Les développeurs informatiques l’apprécient déjà. Le grand public peut facilement être déçu : si DeepSeek s’exprime très bien en français, il a une forte tendance à inventer des faits, et, censure chinoise oblige, suggère de « parler d’autre chose » quand on lui pose des questions sur la politique ou l’histoire de la République populaire de Chine.

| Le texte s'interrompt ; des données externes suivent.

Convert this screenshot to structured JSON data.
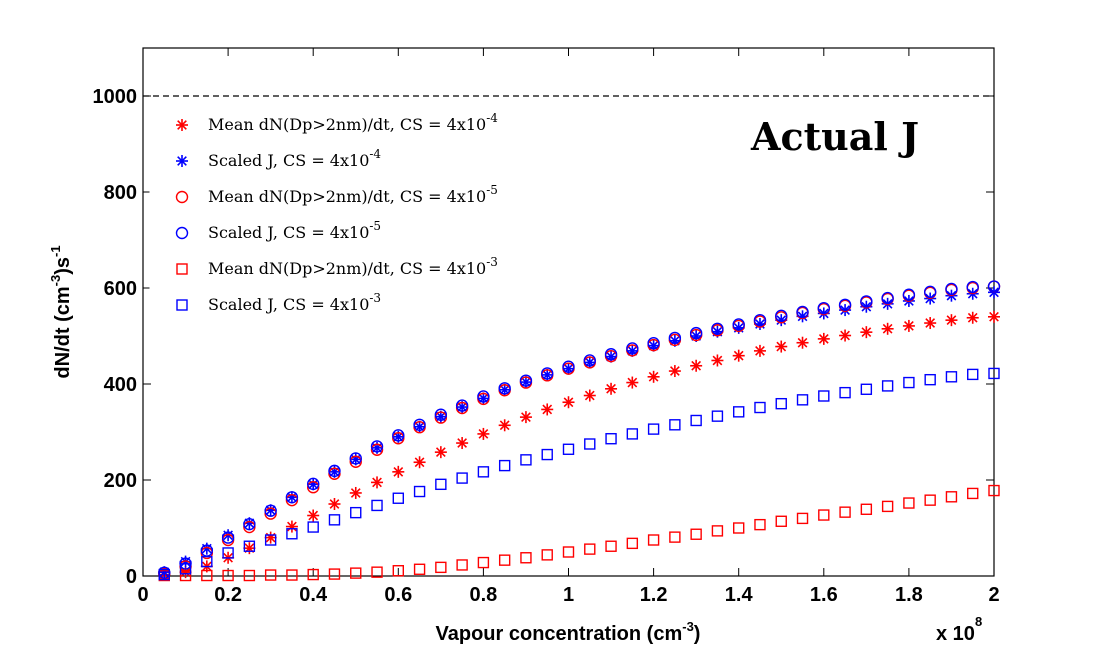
{
  "chart_data": {
    "type": "scatter",
    "title": "",
    "xlabel": "Vapour concentration (cm",
    "xlabel_sup": "-3",
    "xlabel_end": ")",
    "ylabel": "dN/dt (cm",
    "ylabel_sup": "-3",
    "ylabel_mid": ")s",
    "ylabel_sup2": "-1",
    "x_multiplier": "x 10",
    "x_multiplier_exp": "8",
    "xlim": [
      0,
      2
    ],
    "ylim": [
      0,
      1100
    ],
    "x_ticks": [
      0,
      0.2,
      0.4,
      0.6,
      0.8,
      1,
      1.2,
      1.4,
      1.6,
      1.8,
      2
    ],
    "x_tick_labels": [
      "0",
      "0.2",
      "0.4",
      "0.6",
      "0.8",
      "1",
      "1.2",
      "1.4",
      "1.6",
      "1.8",
      "2"
    ],
    "y_ticks": [
      0,
      200,
      400,
      600,
      800,
      1000
    ],
    "y_tick_labels": [
      "0",
      "200",
      "400",
      "600",
      "800",
      "1000"
    ],
    "reference_line": {
      "y": 1000,
      "style": "dashed",
      "color": "#000000"
    },
    "grid": false,
    "legend_position": "top-left",
    "annotation": "Actual J",
    "x": [
      0.05,
      0.1,
      0.15,
      0.2,
      0.25,
      0.3,
      0.35,
      0.4,
      0.45,
      0.5,
      0.55,
      0.6,
      0.65,
      0.7,
      0.75,
      0.8,
      0.85,
      0.9,
      0.95,
      1.0,
      1.05,
      1.1,
      1.15,
      1.2,
      1.25,
      1.3,
      1.35,
      1.4,
      1.45,
      1.5,
      1.55,
      1.6,
      1.65,
      1.7,
      1.75,
      1.8,
      1.85,
      1.9,
      1.95,
      2.0
    ],
    "series": [
      {
        "name": "Mean dN(Dp>2nm)/dt, CS = 4x10",
        "name_sup": "-4",
        "marker": "asterisk",
        "color": "#ff0000",
        "values": [
          3,
          8,
          20,
          38,
          58,
          80,
          103,
          126,
          150,
          173,
          195,
          217,
          237,
          258,
          277,
          296,
          314,
          331,
          347,
          362,
          376,
          390,
          403,
          415,
          427,
          438,
          449,
          459,
          469,
          478,
          486,
          494,
          501,
          508,
          515,
          521,
          527,
          533,
          538,
          540
        ]
      },
      {
        "name": "Scaled J, CS = 4x10",
        "name_sup": "-4",
        "marker": "asterisk",
        "color": "#0000ff",
        "values": [
          8,
          30,
          57,
          85,
          110,
          137,
          164,
          191,
          217,
          243,
          267,
          290,
          311,
          332,
          352,
          370,
          388,
          404,
          419,
          432,
          445,
          457,
          469,
          480,
          490,
          500,
          509,
          517,
          525,
          533,
          541,
          547,
          554,
          561,
          567,
          573,
          578,
          584,
          588,
          591
        ]
      },
      {
        "name": "Mean dN(Dp>2nm)/dt, CS = 4x10",
        "name_sup": "-5",
        "marker": "circle",
        "color": "#ff0000",
        "values": [
          5,
          20,
          48,
          75,
          102,
          130,
          158,
          185,
          213,
          238,
          263,
          287,
          310,
          330,
          350,
          369,
          387,
          403,
          418,
          432,
          445,
          458,
          470,
          481,
          492,
          502,
          512,
          521,
          530,
          539,
          548,
          556,
          563,
          570,
          577,
          584,
          590,
          596,
          600,
          603
        ]
      },
      {
        "name": "Scaled J, CS = 4x10",
        "name_sup": "-5",
        "marker": "circle",
        "color": "#0000ff",
        "values": [
          7,
          26,
          53,
          80,
          108,
          136,
          164,
          192,
          219,
          245,
          270,
          293,
          315,
          336,
          355,
          374,
          391,
          407,
          422,
          436,
          449,
          462,
          474,
          485,
          496,
          506,
          515,
          524,
          533,
          542,
          550,
          558,
          565,
          572,
          579,
          586,
          592,
          598,
          602,
          603
        ]
      },
      {
        "name": "Mean dN(Dp>2nm)/dt, CS = 4x10",
        "name_sup": "-3",
        "marker": "square",
        "color": "#ff0000",
        "values": [
          1,
          1,
          1,
          1,
          1,
          2,
          2,
          3,
          4,
          6,
          8,
          11,
          14,
          18,
          23,
          28,
          33,
          38,
          44,
          50,
          56,
          62,
          68,
          75,
          81,
          87,
          94,
          100,
          107,
          114,
          120,
          127,
          133,
          139,
          145,
          152,
          158,
          165,
          172,
          178
        ]
      },
      {
        "name": "Scaled J, CS = 4x10",
        "name_sup": "-3",
        "marker": "square",
        "color": "#0000ff",
        "values": [
          3,
          15,
          30,
          48,
          62,
          75,
          88,
          102,
          117,
          132,
          147,
          162,
          176,
          191,
          204,
          217,
          230,
          242,
          253,
          264,
          275,
          286,
          296,
          306,
          315,
          324,
          333,
          342,
          351,
          359,
          367,
          375,
          382,
          389,
          396,
          403,
          409,
          415,
          420,
          422
        ]
      }
    ]
  }
}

Après le lancement de ChatGPT, fin 2022, la Chine était restée un temps abasourdie devant la puissance américaine dans l’IA et la difficulté à outrepasser les entraves de Washington. Les modèles chinois publiés peu après étaient bien loin des performances de l’application d’OpenAI. Voilà la nation chinoise revigorée par la percée de DeepSeek. Sur le réseau social Weibo, le fondateur d’un leader chinois des antivirus et de la cybersécurité, Zhou Hongyi, a résumé ce sentiment : « Nous pouvons maintenant espérer voir la Chine remporter la guerre de l’IA face aux Etats-Unis. »
Dans son entretien accordé en juillet 2024, Liang Wenfeng décrivait des entreprises chinoises habituées à un rôle de suiveur, tandis que l’écosystème aux Etats-Unis pousse à créer des innovations. Il expliquait qu’il ne cherchait plus la fortune mais les percées. « La Chine doit avoir quelqu’un qui se tienne en première ligne de la technologie », avançait Liang Wenfeng. Ces jours-ci, ce sont les ingénieurs américains qui épluchent les codes d’une entreprise chinoise pour en répliquer les découvertes.